Google fetches the HTML of your page and then analyzes it in different ways. Google examines one or more pages to extract the content of the page separate from the headers, sidebars, footers, etc. Once Google has the content, it breaks it down to a DOM (document object model) where the content is organized in order of tags and precedent where importance is assigned to each content segment. From here, semantic analysis is performed to understand the content and the importance of topics, terms, links, etc.
After Google has indexed using this data, Google will "look" at the page by rendering it. Google started rendering pages to stop some common spamdexing methods where content was moved off-screen, hidden, etc. Rendering quickly changed to include styling cues and modify weighting signals of content elements.

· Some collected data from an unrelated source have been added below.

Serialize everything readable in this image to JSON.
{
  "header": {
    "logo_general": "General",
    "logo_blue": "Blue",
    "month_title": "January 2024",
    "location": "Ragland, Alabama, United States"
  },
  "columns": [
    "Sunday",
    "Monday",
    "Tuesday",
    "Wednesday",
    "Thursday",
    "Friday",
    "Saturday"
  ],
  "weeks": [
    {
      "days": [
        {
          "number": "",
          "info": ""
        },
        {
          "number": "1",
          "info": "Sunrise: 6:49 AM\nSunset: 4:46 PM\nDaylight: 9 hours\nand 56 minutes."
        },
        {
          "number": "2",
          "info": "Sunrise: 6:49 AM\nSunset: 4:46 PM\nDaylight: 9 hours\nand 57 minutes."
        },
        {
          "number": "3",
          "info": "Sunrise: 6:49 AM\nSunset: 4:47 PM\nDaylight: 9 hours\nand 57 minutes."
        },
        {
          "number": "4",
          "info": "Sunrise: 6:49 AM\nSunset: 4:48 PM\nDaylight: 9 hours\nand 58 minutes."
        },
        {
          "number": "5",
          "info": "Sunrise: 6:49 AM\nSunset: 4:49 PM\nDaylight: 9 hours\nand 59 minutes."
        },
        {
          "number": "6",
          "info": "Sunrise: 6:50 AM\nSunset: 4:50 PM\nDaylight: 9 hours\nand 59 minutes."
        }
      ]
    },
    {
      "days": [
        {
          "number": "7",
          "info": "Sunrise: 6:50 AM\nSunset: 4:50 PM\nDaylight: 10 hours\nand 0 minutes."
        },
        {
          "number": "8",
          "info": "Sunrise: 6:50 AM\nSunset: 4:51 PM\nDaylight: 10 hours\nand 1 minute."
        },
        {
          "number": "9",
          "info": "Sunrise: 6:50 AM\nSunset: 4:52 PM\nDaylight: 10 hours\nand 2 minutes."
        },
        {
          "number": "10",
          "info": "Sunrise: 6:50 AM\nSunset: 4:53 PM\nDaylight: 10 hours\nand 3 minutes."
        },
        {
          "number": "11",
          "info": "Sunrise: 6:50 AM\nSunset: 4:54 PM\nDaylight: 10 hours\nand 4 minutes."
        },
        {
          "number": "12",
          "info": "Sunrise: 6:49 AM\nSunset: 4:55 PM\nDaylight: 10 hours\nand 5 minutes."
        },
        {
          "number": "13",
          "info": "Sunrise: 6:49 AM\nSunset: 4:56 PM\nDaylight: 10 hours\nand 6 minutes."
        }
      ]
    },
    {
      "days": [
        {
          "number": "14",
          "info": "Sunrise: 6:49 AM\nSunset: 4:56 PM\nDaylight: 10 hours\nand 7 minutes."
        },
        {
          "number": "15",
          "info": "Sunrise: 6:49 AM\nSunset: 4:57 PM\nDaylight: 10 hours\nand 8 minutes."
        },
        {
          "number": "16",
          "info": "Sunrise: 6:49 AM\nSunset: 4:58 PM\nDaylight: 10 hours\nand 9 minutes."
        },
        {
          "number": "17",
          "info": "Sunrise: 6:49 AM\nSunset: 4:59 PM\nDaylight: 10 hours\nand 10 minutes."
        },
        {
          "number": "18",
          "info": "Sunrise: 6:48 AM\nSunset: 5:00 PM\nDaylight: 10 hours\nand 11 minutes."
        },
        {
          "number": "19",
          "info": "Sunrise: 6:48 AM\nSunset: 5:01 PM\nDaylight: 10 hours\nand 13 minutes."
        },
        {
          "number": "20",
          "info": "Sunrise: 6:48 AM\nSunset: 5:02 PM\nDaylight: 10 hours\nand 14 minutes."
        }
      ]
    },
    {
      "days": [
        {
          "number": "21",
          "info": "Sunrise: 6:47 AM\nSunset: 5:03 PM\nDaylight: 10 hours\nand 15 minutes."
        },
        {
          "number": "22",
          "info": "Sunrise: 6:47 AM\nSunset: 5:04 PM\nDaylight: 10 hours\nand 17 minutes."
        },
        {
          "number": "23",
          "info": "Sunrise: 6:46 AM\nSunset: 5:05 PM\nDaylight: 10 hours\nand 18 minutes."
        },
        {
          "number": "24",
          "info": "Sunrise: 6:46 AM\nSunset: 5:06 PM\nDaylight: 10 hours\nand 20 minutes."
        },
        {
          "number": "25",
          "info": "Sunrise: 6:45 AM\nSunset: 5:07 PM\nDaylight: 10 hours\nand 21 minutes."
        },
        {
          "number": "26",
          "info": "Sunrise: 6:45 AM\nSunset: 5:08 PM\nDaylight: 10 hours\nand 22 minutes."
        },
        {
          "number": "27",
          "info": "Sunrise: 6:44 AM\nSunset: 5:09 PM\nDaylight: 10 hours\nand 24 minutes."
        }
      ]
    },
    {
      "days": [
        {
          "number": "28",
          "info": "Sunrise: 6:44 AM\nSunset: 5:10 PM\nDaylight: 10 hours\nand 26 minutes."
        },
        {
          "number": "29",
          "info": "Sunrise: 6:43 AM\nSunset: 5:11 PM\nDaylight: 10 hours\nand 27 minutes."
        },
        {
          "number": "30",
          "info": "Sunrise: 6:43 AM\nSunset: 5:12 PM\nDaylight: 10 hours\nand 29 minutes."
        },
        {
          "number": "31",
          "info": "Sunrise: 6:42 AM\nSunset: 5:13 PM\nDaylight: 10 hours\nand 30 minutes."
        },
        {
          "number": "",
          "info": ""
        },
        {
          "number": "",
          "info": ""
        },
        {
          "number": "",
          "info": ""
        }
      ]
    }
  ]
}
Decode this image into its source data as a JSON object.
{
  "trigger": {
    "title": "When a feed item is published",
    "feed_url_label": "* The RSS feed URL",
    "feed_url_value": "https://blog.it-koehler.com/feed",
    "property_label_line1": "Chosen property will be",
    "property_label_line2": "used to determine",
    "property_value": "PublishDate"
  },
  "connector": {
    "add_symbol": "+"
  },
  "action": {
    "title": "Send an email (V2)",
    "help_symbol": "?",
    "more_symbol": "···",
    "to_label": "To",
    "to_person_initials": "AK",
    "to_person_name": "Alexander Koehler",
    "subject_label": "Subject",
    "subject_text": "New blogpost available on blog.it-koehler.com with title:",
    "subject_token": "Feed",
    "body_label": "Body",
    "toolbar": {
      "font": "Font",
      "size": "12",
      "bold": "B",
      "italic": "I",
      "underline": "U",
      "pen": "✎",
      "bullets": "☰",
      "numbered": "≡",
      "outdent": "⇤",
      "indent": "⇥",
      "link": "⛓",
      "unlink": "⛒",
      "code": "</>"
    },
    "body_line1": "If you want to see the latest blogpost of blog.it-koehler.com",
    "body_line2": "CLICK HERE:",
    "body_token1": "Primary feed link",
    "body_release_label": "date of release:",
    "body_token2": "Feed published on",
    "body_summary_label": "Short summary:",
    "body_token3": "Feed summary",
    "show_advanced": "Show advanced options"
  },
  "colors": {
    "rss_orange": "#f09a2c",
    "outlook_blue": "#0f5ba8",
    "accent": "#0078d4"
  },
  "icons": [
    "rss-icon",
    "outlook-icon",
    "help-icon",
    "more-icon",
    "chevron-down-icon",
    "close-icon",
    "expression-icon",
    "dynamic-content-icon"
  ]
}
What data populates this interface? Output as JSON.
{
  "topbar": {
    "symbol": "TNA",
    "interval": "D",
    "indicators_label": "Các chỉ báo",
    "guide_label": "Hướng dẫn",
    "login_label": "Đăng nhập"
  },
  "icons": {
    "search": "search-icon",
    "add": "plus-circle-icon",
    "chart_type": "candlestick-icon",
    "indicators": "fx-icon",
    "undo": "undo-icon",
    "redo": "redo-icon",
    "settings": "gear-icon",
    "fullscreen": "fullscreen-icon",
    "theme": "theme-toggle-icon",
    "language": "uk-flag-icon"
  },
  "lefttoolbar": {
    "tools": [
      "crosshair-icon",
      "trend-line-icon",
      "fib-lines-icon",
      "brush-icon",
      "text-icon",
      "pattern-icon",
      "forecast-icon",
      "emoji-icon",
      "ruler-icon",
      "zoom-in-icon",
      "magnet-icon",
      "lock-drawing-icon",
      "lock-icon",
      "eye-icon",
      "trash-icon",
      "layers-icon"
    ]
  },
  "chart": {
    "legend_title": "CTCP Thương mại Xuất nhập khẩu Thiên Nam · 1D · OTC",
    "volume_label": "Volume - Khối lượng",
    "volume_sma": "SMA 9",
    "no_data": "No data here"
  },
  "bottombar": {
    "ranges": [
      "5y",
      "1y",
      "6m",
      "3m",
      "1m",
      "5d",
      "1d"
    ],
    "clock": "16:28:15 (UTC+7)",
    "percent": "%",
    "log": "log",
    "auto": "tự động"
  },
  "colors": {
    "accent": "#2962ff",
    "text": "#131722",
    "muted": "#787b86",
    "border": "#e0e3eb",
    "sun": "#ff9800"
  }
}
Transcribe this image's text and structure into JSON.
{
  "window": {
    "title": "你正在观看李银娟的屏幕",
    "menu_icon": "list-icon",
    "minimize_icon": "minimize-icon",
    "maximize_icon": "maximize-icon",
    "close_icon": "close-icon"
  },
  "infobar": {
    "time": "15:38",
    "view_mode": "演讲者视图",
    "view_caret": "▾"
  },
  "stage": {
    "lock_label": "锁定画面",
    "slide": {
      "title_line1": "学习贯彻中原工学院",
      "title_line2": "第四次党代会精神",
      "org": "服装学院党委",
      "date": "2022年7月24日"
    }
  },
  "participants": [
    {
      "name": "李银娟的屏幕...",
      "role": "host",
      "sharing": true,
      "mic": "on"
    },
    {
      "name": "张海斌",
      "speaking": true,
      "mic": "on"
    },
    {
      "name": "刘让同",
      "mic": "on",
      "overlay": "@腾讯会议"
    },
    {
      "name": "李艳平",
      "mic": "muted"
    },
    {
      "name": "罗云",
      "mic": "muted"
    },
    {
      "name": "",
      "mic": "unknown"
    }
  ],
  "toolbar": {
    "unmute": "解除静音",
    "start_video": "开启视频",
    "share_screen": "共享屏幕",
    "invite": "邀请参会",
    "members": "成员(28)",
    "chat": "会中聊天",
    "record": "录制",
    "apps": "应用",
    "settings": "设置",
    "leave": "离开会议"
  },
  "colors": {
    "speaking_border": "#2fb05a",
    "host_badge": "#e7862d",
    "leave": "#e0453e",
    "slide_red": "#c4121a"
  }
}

So to answer your question, at first No because the DOM model places the h1 over the h2 and relates the h2 to h1 and any content in between; and then Yes because the rendering could potentially change the importance of the h2.
We all style headers. On one site, I styled h6 in one section to be larger than the h1 for the page. Originally, the h6 was the h1, however, this did not make sense from a styling and usability sense. I downgraded the h1 to h6 and styled it to be larger than the new h1 header tag. I made the change because I wanted the h1 to be picked up as being important, however, I wanted users to focus on the h6 for usability. While I recommend that people not do this as a rule, sometimes it makes sense. In my case, the h1 was important for on-page SEO and the h6 was important for usability. There are times to break the rules a bit. But please know that Google still saw my h1 as important and the change actually helped search performance. In other words, the h1 remained more important than the h6 even as I styled the h6 to be more significant to the user. I specifically chose h6 to signal that the styled header should not be taken as too important.